Tim Kerr does plenty to bring joy to the game, and most of the time, it's what he does away from the game the Southeastern volleyball players enjoy most.

"When we go out in public with him, it's really funny," said McClelland, the all-state middle blocker who started four seasons for Kerr. "If we go to a restaurant, he'll talk to people randomly. He'll just strike up a conversation and talk about whatever is on his mind.

"We laugh all the time. It's all so fun. He's just a really fun coach."

You could argue he's one of the best coaches this area has ever seen, too.

Kerr led the Lady Suns to their fourth straight 30-victory season this fall as Southeastern became the only area school to reach the sectional finals. Along the way, he won his 500th career match, led the Lady Suns to their third straight regional championship and 11th regional title in his tenure and earned Herald-Whig Coach of the Year honors for the third time.

"It's such a blessing for me that somehow we're able to put six kids on the floor who know what they're doing," Kerr said. "They happen to be talented enough. And I've thought of this a lot: The talent is going to run out, and we're going to be average or below average.

"But for whatever reason, we're still able to win a regional and have success and get kids to buy into how we do things."

Kerr is the reason.

He was an inexperienced volleyball coach when he started in 1997 -- he coached basketball, softball and golf prior to that -- and his technical background might not be as impressive as others, but Xs and Os aren't why Kerr's teams have been so successful.

It's the heart and soul he puts into the program.

"He's great at working with players," McClelland said. "It's how he cares for us. He really wants the best for us. He knows how to show that and tell you that as a coach."

He's proven he knows the game well, too.

A Southeastern graduate who is now the high school principal, Kerr's first introduction to volleyball came on the sand volleyball courts while playing alongside his parents. In fact, he remembers going against Unity coach Seth Klusmeyer in those sand volleyball tournaments back in the day.

That's where his love for the sport was born and his unique ability to hit came from.

In fact, he's showcased that a time or two in practice.

"I don't think he ever hit with us when we were in seventh or eighth grade, or at least I don't remember it," McClelland said. "I remember he got up and hit during our freshman year. I didn't know he could do that.

"I'd always joke with him, 'Oh, wow, the old man still has it.'"

Kerr's appreciates that comment, namely because it shows the level of comfortability he has with his players and that they grasp the fun-loving nature of the game.

"You can't be wrapped up in it so much that you don't enjoy the moments," Kerr said. "You have to be able to take that step back and appreciate when your team is playing well.
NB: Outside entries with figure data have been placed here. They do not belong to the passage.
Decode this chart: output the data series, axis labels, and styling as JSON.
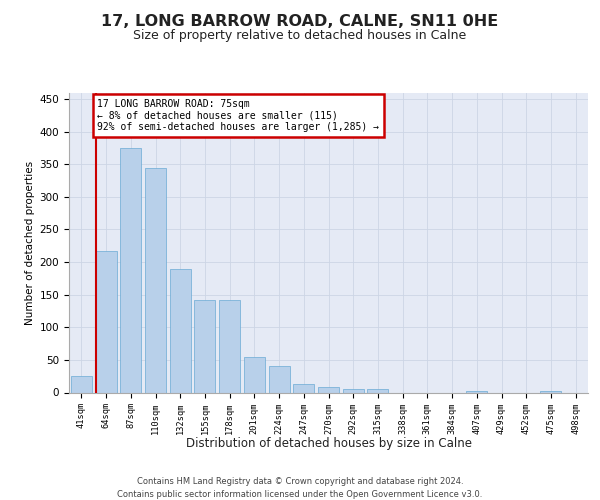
{
  "title1": "17, LONG BARROW ROAD, CALNE, SN11 0HE",
  "title2": "Size of property relative to detached houses in Calne",
  "xlabel": "Distribution of detached houses by size in Calne",
  "ylabel": "Number of detached properties",
  "categories": [
    "41sqm",
    "64sqm",
    "87sqm",
    "110sqm",
    "132sqm",
    "155sqm",
    "178sqm",
    "201sqm",
    "224sqm",
    "247sqm",
    "270sqm",
    "292sqm",
    "315sqm",
    "338sqm",
    "361sqm",
    "384sqm",
    "407sqm",
    "429sqm",
    "452sqm",
    "475sqm",
    "498sqm"
  ],
  "values": [
    25,
    217,
    375,
    345,
    190,
    142,
    142,
    55,
    40,
    13,
    8,
    5,
    5,
    0,
    0,
    0,
    2,
    0,
    0,
    2,
    0
  ],
  "bar_color": "#b8d0ea",
  "bar_edge_color": "#6aaad4",
  "annotation_text": "17 LONG BARROW ROAD: 75sqm\n← 8% of detached houses are smaller (115)\n92% of semi-detached houses are larger (1,285) →",
  "annotation_box_facecolor": "#ffffff",
  "annotation_box_edgecolor": "#cc0000",
  "grid_color": "#ccd5e5",
  "bg_color": "#e5eaf5",
  "footer_text": "Contains HM Land Registry data © Crown copyright and database right 2024.\nContains public sector information licensed under the Open Government Licence v3.0.",
  "ylim": [
    0,
    460
  ],
  "yticks": [
    0,
    50,
    100,
    150,
    200,
    250,
    300,
    350,
    400,
    450
  ],
  "red_line_color": "#cc0000",
  "red_line_x": 0.575
}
I've gotten better at that."

It's easier to do when your team piles up victories in record fashion.

Over the past four seasons, the Lady Suns have gone 134-16 despite significant graduation losses each season. As Kerr went through the players he's seen come and go, he was reminded of a moment a few years back when the Lady Suns were prepping to have T-shirts printed for a summer camp, and they decided to use the motto "tradition never graduates."

He's true believer of that these days.

"It's something we kind of hang our hat on," Kerr said.

He's been blessed to have incredible talent like McClelland, who is headed to Murray State and graduates ranked second in Illinois High School Association history in career kills, but he realizes the team success is because of the ability to cultivate talent at every spot.

"Volleyball is a weird sport because it's a magnet for weaker players," Kerr said. "Eventually, the ball is going to come to them. How many times do you see that? It really does take six quality kids on the floor. I felt we had that."

And the Lady Suns had the right attitude, something directly related to Kerr's disposition.

"He yells at us when he needs to, but he doesn't over-yell at us," McClelland said. "He truly makes playing the game fun."